Mabel Dodge Luhan’s Intimate Memories offers the brilliantly edited memoirs of one woman’s rebellion against “the whole ghastly social structure” under which the United States had been buried since the Victorian era. Luhan fled the Gilded Age prison of the upper classes to lead a life of notoriety among Europe and America’s leading artists, writers, and social visionaries—among them D. H. Lawrence, Gertrude Stein, and John Reed.

Intimate Memories details Luhan’s assemblage of a series of utopian domains aimed at curing the malaise of the modern age and shows Luhan not just as a visionary hostess but as a talented and important writer.


Lois Palken Rudnick is a professor emerita of American studies at the University of Massachusetts, Boston. She lives in Santa Fe, New Mexico.

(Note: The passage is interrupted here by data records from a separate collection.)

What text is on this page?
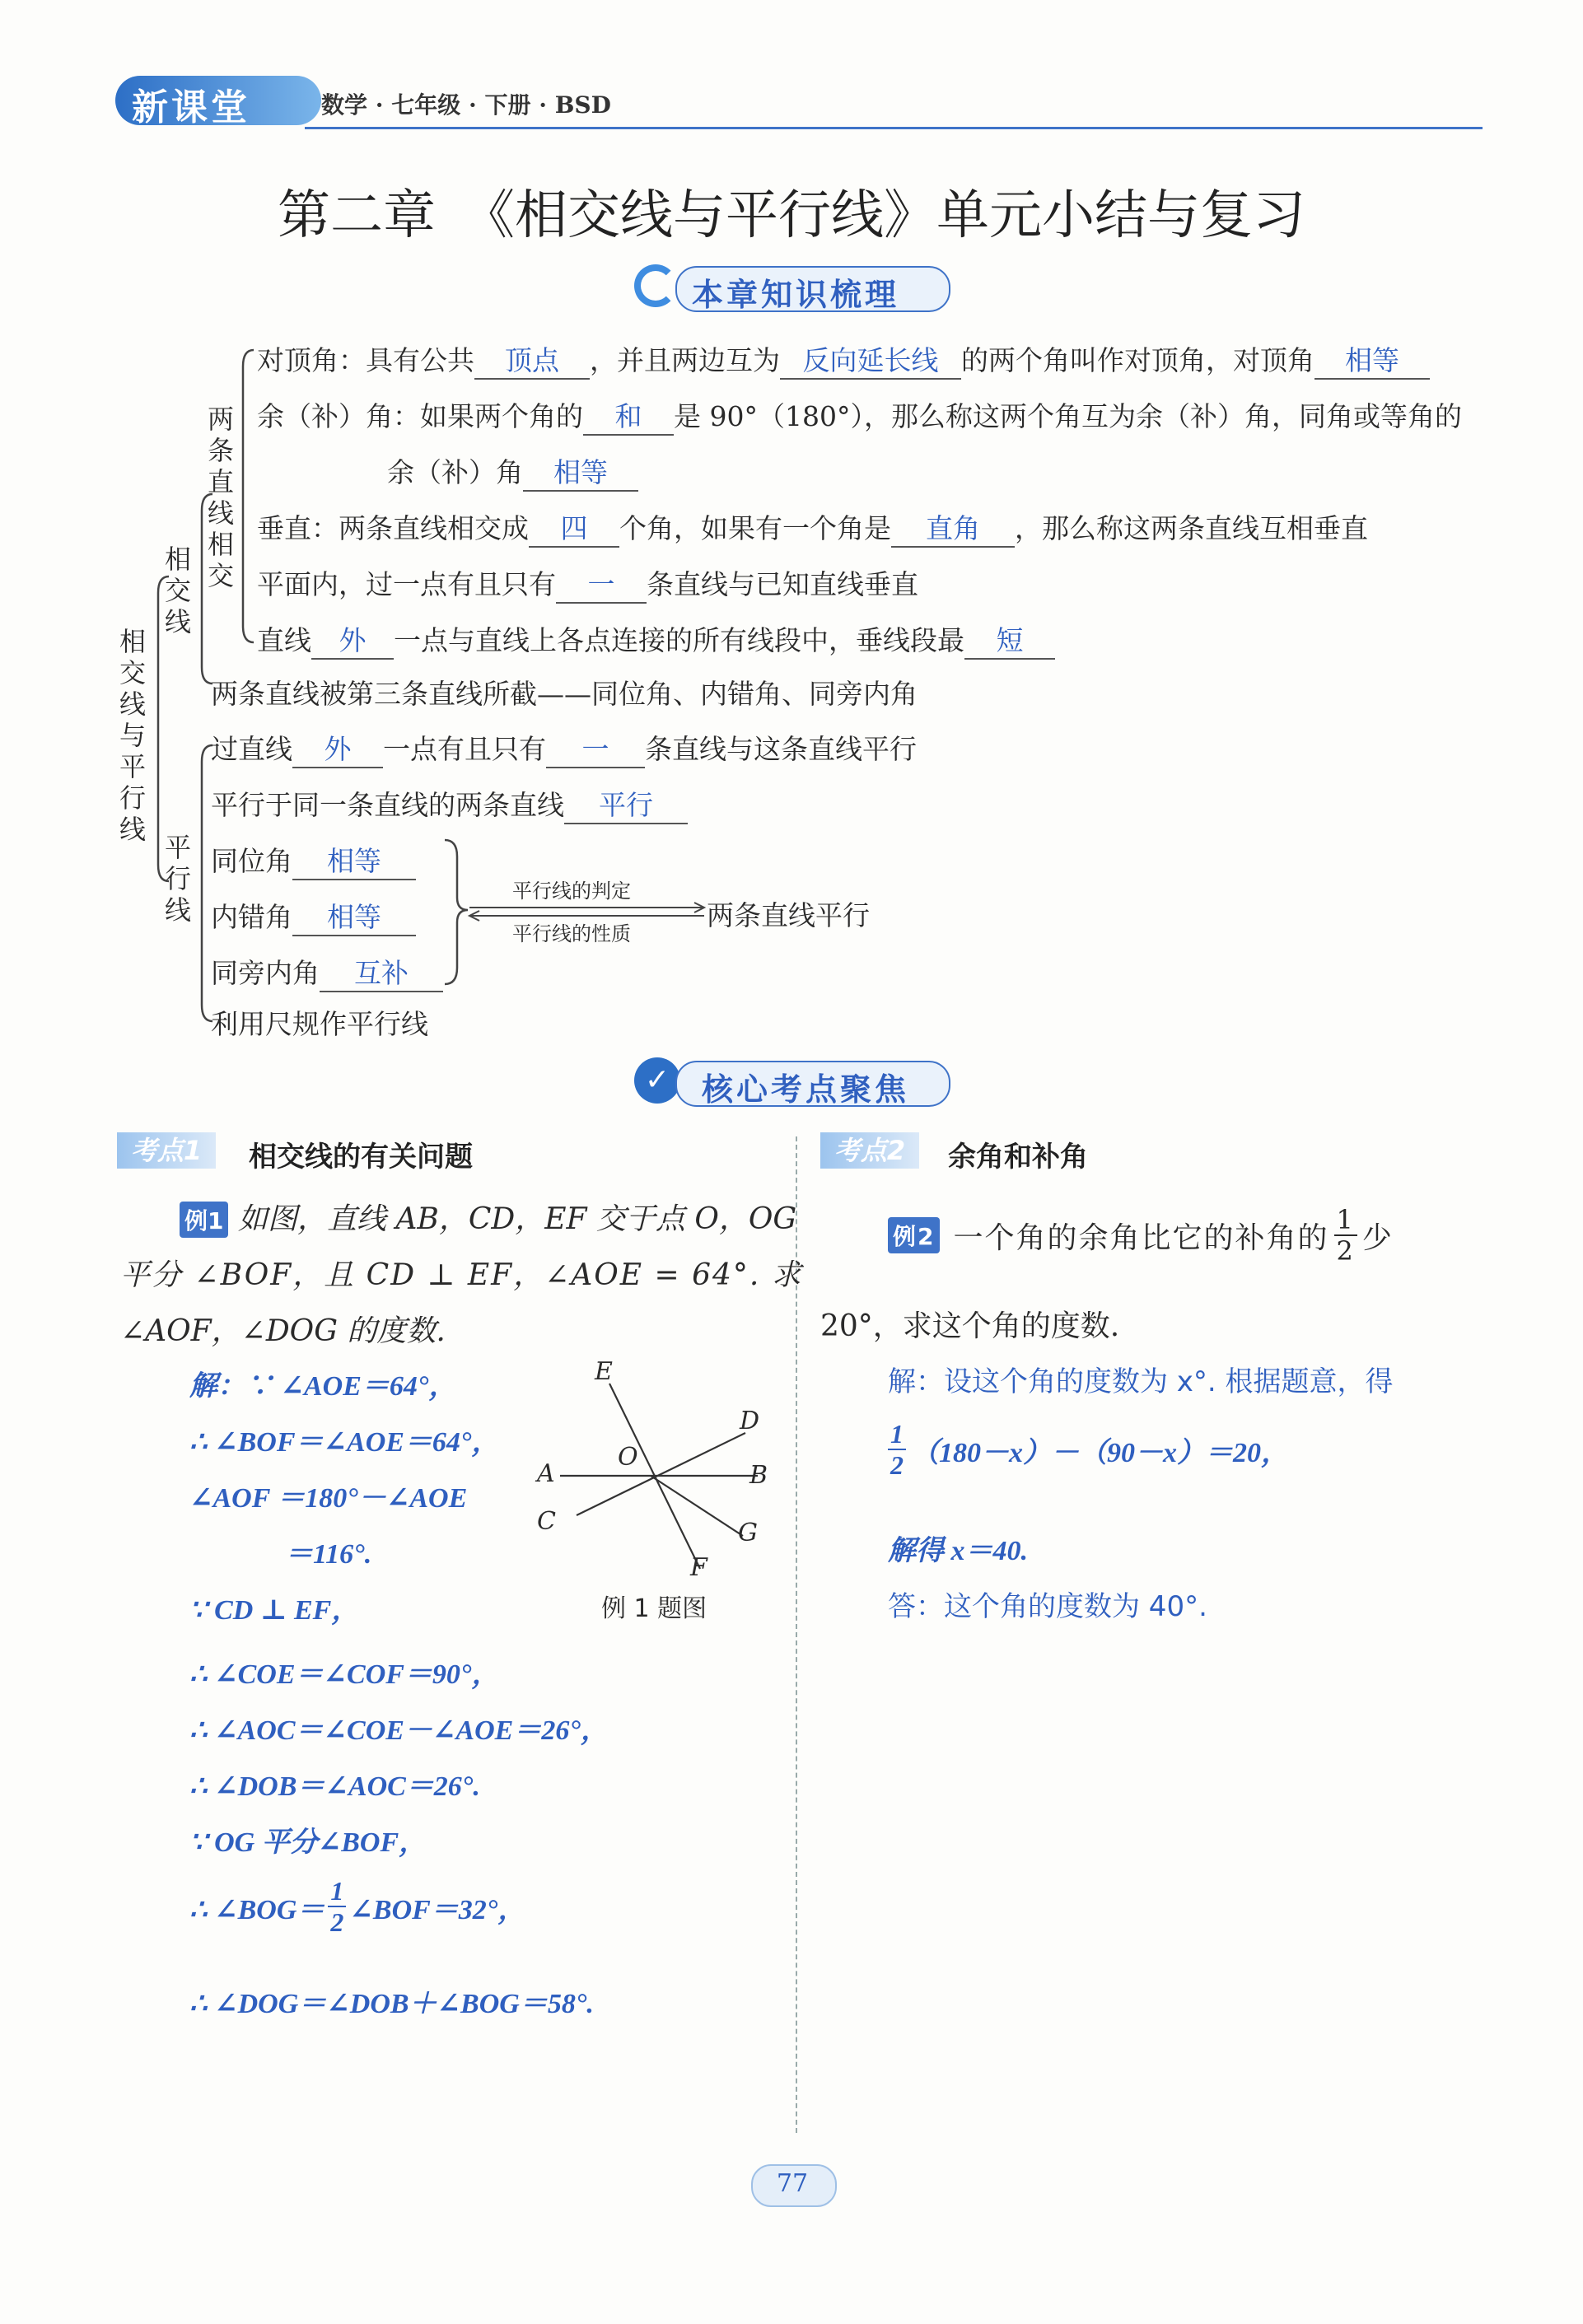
新课堂	数学 · 七年级 · 下册 · BSD
第二章　《相交线与平行线》单元小结与复习
本章知识梳理
相交线与平行线
相交线
两条直线相交
平行线
对顶角：具有公共 顶点 ，并且两边互为 反向延长线 的两个角叫作对顶角，对顶角 相等
余（补）角：如果两个角的 和 是 90°（180°），那么称这两个角互为余（补）角，同角或等角的
余（补）角 相等
垂直：两条直线相交成 四 个角，如果有一个角是 直角 ，那么称这两条直线互相垂直
平面内，过一点有且只有 一 条直线与已知直线垂直
直线 外 一点与直线上各点连接的所有线段中，垂线段最 短
两条直线被第三条直线所截——同位角、内错角、同旁内角
过直线 外 一点有且只有 一 条直线与这条直线平行
平行于同一条直线的两条直线 平行
同位角 相等
内错角 相等
同旁内角 互补
利用尺规作平行线
平行线的判定
平行线的性质
两条直线平行
✓	核心考点聚焦
考点1	相交线的有关问题
例1 如图，直线 AB，CD，EF 交于点 O，OG
平分 ∠BOF，且 CD ⊥ EF，∠AOE = 64°. 求
∠AOF，∠DOG 的度数.
解：∵ ∠AOE＝64°，
∴ ∠BOF＝∠AOE＝64°，
∠AOF ＝180°－∠AOE
＝116°.
∵ CD ⊥ EF，
∴ ∠COE＝∠COF＝90°，
∴ ∠AOC＝∠COE－∠AOE＝26°，
∴ ∠DOB＝∠AOC＝26°.
∵ OG 平分∠BOF，
∴ ∠BOG＝ $\frac{1}{2}$ ∠BOF＝32°，
∴ ∠DOG＝∠DOB＋∠BOG＝58°.
E
D
A
O
B
C	G
F
例 1 题图
考点2	余角和补角
例2 一个角的余角比它的补角的 $\frac{1}{2}$ 少
20°，求这个角的度数.
解：设这个角的度数为 x°. 根据题意，得
$\frac{1}{2} (180-x)-(90-x)=20$，
解得 x＝40.
答：这个角的度数为 40°.
77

“Profoundly perceptive and always at the edge of revelation, Luhan called herself ‘a mythological figure right in my own lifetime.’ . . . The writing exudes Luhan’s feelings of insatiable searching.”


Publishers Weekly

“An unsparing account of Luhan’s restless early years in Buffalo, a poor-little-rich-girl story; her aesthetic apprenticeship in France and Florence (1898–1912); her life among avant-garde artists in Greenwich Village (1912–1917); and her discovery of Taos, New Mexico (1917–1918), which became her spiritual home.”



“Rudnick adds a new dimension to the historiography of the Southwest with her latest book. She has given the reader an excellent insight into an important segment of both Wester and women’s history. . . . Rudnick has make good choices in her editing; the story flows well. . . . This latest look at Luhan is an enjoyable read.”